Mrs. Avant narrowly defeated Pride in a runoff, winning by 144 votes of 1,402 votes cast, according to official election results.
Pride immediately alleged illegal election-related activities on Election Day and said afterward he was weighing whether to contest the election results.
But the Batesville businessman told The Panolian last week, as the deadline loomed, that a court fight over a special election would likely bump into the regular election cycle, now a year and a half away.
Faced with such a scenario, Pride announced last Friday he would not contest the election results.
Pride’s decision leaves the matter in the hands of Mississippi officials, Secretary of State Delbert Hosemann and Attorney General Jim Hood, as well as District Attorney John Champion.
The Panolian has reported that Hosemann’s office sent two election observers to the polls for the run-off election. Each observer compiled a six-page report that did include questionable activities.
Poll workers for Pride have also provided written accounts of questionable activity they observed on Election Day, and his campaign workers also snapped photos of fresh gravel that had been dumped and spread on 40 driveway entrances in District 2 days before the runoff.
Pride’s campaign is questioning whether the gravel was dumped and spread by county workers in exchange for votes, though no county forces were photographed performing the work.
The written statements and photos have since been sent to the secretary of state and the attorney general.
Another piece of alleged evidence was also sent to Jackson: a four-minute video that shows election commissioner Julius Harris handling what appears to be 25 to 30 absentee envelopes.
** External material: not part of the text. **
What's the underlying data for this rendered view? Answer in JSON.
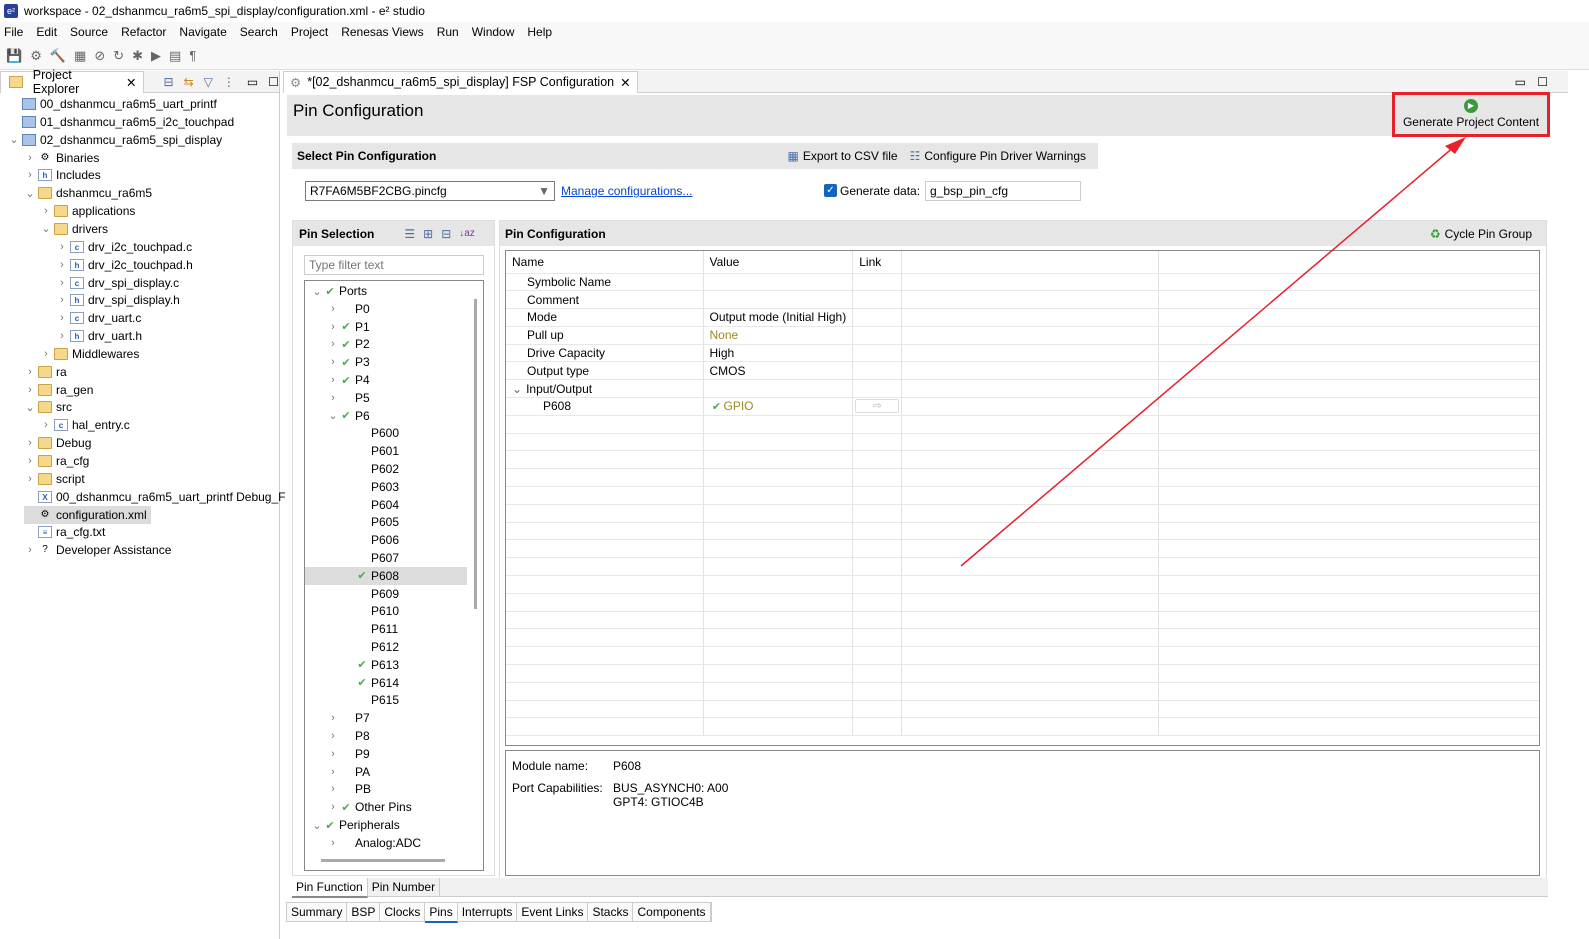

The video was secretly taped in Sardis at the North Delta Enterprise Community, the non-profit where Harris is employed.
In the video, Harris is seen sitting alone at a table with the absentee envelopes stacked around him, with several more envelopes stacked in a desk drawer.
Harris, the District 2 election commissioner, has denied to The Panolian that he handled absentee ballots prior to Election Day or that he was a campaign worker for Mrs. Avant.
Among the poll workers’ observations were that Harris was seen driving voters to the polls.
Champion, the district attorney, said Friday he had received information in the mail related to Pride’s allegations that day. The information came from the secretary of state’s office, he said.
“Typically election fraud is handled by the attorney general’s office,” not through the district attorney, said Champion.